En 2015, Yann Debiak se lançait dans le projet fou d’arranger cet album culte pour un orchestre de chambre et d’en confier l’interprétation à deux chanteurs magiques pour notre génération : Jason Lytle (Grandaddy) et Troy Von Balthazar (Chokebore), le temps d’une tournée. Le résultat est hallucinant d’élégance (et peut être écouté sur le site de l’émission Label Pop de France Musique, jusque fin janvier 2016 seulement).

Top 2015 (#16)

Top 2015 (#16)

16. Natalie Prass – s/t

Avec ses arrangements un brin indie, un brin soul, un brin Great American Songbook, un brin 70s, une petite touche Broadway, et plus de trente musiciens dans les crédits, le premier album de Natalie Prass n’est pas aussi personnel, pas aussi favorable au coup de foudre immédiat que d’autres disques plus incarnés de chanteuses compositrices actuelles.

Pourtant les écoutes ultérieures révèlent peu à peu, dans cette petite dizaine de chansons au romantisme délicieusement anachronique, une production magnifique (notamment des arrangements chambristes impeccables) et une voix qui sait jouer sur ses forces, particulièrement sur les morceaux les moins rock. Au final c’est un album auquel on sera revenu comme à un camarade, comme à une évidence : peu de choses aussi splendides et aussi richement orchestrées nous ont accompagnées cette année.

Top 2015 (#17)

Top 2015 (#17)

17. Trois albums de female-fronted rock

J’avais prévenu dès le début : je triche deux fois, et celle-ci est la seconde. Partagent donc la dix-septième place trois groupes américains qui ont en commun d’être mené par des femmes et d’avoir au minimum dix années d’existence.

Sleater-Kinney – No Cities To Love

En réalité je ne suis pas en mesure de faire mon intéressant sur ce coup là. Je n’ai pas écouté ces trois groupes à leurs « grandes époques » respectives, et je n’ai pas de remarque particulièrement instructive à ajouter à la musique. Ces trois albums de rock à guitare sont excellents, bien meilleurs que la moyenne des albums-du-retour-après-10-ans-d’absence.
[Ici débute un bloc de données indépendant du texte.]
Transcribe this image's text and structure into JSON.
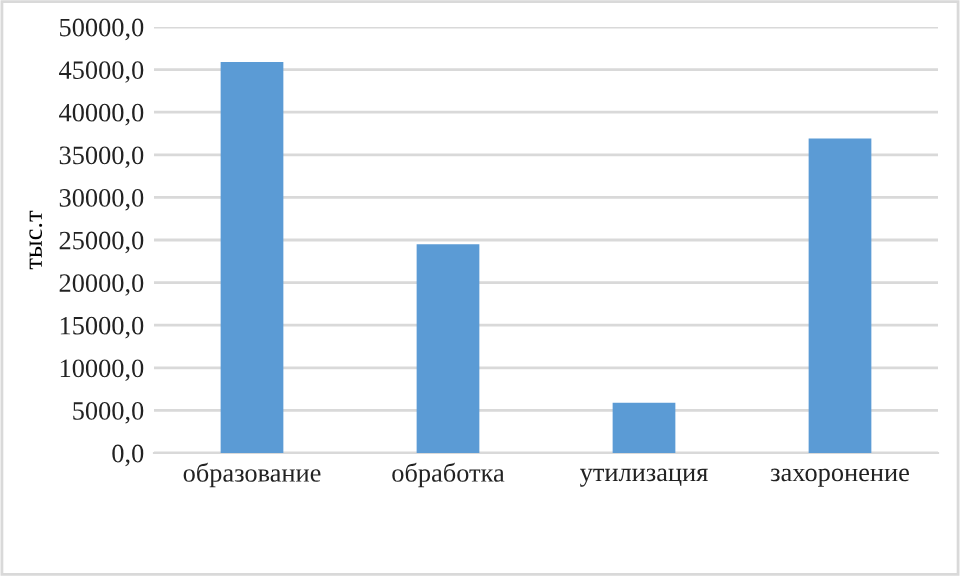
{
  "chart_data": {
    "type": "bar",
    "ylabel": "тыс.т",
    "categories": [
      "образование",
      "обработка",
      "утилизация",
      "захоронение"
    ],
    "values": [
      45900,
      24500,
      5900,
      36900
    ],
    "color": "#5b9bd5",
    "ylim": [
      0,
      50000
    ],
    "yticks": [
      {
        "value": 0,
        "label": "0,0"
      },
      {
        "value": 5000,
        "label": "5000,0"
      },
      {
        "value": 10000,
        "label": "10000,0"
      },
      {
        "value": 15000,
        "label": "15000,0"
      },
      {
        "value": 20000,
        "label": "20000,0"
      },
      {
        "value": 25000,
        "label": "25000,0"
      },
      {
        "value": 30000,
        "label": "30000,0"
      },
      {
        "value": 35000,
        "label": "35000,0"
      },
      {
        "value": 40000,
        "label": "40000,0"
      },
      {
        "value": 45000,
        "label": "45000,0"
      },
      {
        "value": 50000,
        "label": "50000,0"
      }
    ],
    "grid": "y"
  }
}
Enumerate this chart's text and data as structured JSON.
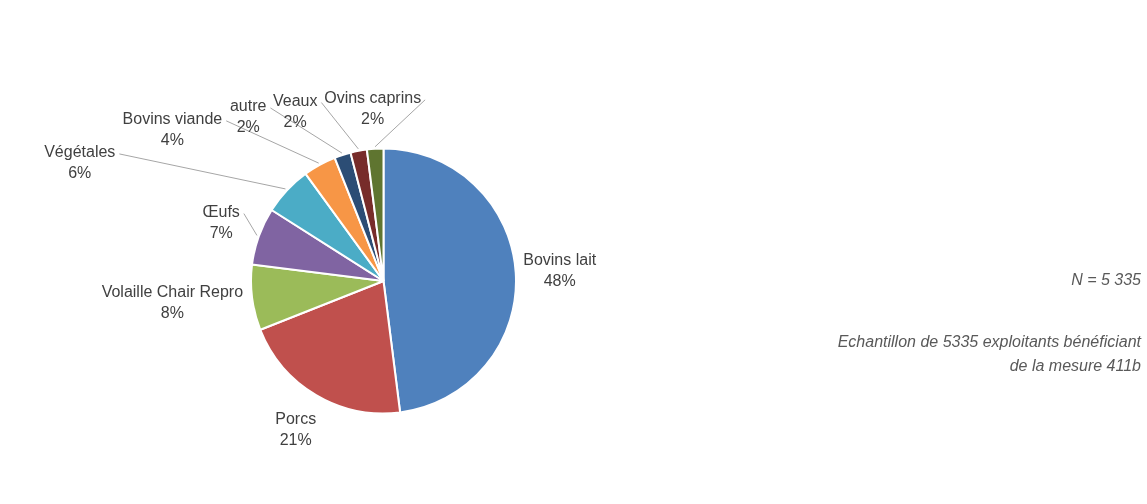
{
  "chart_data": {
    "type": "pie",
    "categories": [
      "Bovins lait",
      "Porcs",
      "Volaille Chair Repro",
      "Œufs",
      "Végétales",
      "Bovins viande",
      "autre",
      "Veaux",
      "Ovins caprins"
    ],
    "values": [
      48,
      21,
      8,
      7,
      6,
      4,
      2,
      2,
      2
    ],
    "value_labels": [
      "48%",
      "21%",
      "8%",
      "7%",
      "6%",
      "4%",
      "2%",
      "2%",
      "2%"
    ],
    "colors": [
      "#4f81bd",
      "#c0504d",
      "#9bbb59",
      "#8064a2",
      "#4bacc6",
      "#f79646",
      "#2c4d75",
      "#772c2a",
      "#5f7530"
    ],
    "legend": false,
    "annotations": [
      "N = 5 335",
      "Echantillon de 5335 exploitants bénéficiant de la mesure 411b"
    ]
  }
}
Je répète ici le refrain du morceau ci-dessus, qui a une résonance particulière en ce début 2016 :

Exhume our idols and bury our friends
We’re wild and weary but we won’t give in
We’re sick with worry
These nerve less days
We live on dread in our own gilded age

Veruca Salt – Ghost Notes

Une fille avec une Gibson SG c’est quand même dinguement sexy. (Vous aviez déjà écouté Seether ? On ne fait plus ça aujourd’hui, c’est regrettable.)

Screaming Females – Rose Mountain

Top 2015 (#18)

Top 2015 (#18)

18. Grimes – Art Angels

Le deuxième album de Grimes est tellement énorme à tous points de vue que ce n’est même plus une confirmation de son talent, c’est une explosion. Métaphore qui va bien à cette veine de pop maximaliste, mais suffisamment infusée de subtilités inattendues pour durer plus d’une saison. L’impression tenace est que Claire Boucher a une incroyable facilité à composer des tubes intelligents, jubilatoires et un peu dérangeants (facilement sept sur les quatorze titres de l’album !). En comparaison, on ne compte plus le nombre de feux de paille synth-pop produits par un svengali plus ou moins scandinave ayant échoué à réaliser au moins un single aussi immédiat que le genre l’exige.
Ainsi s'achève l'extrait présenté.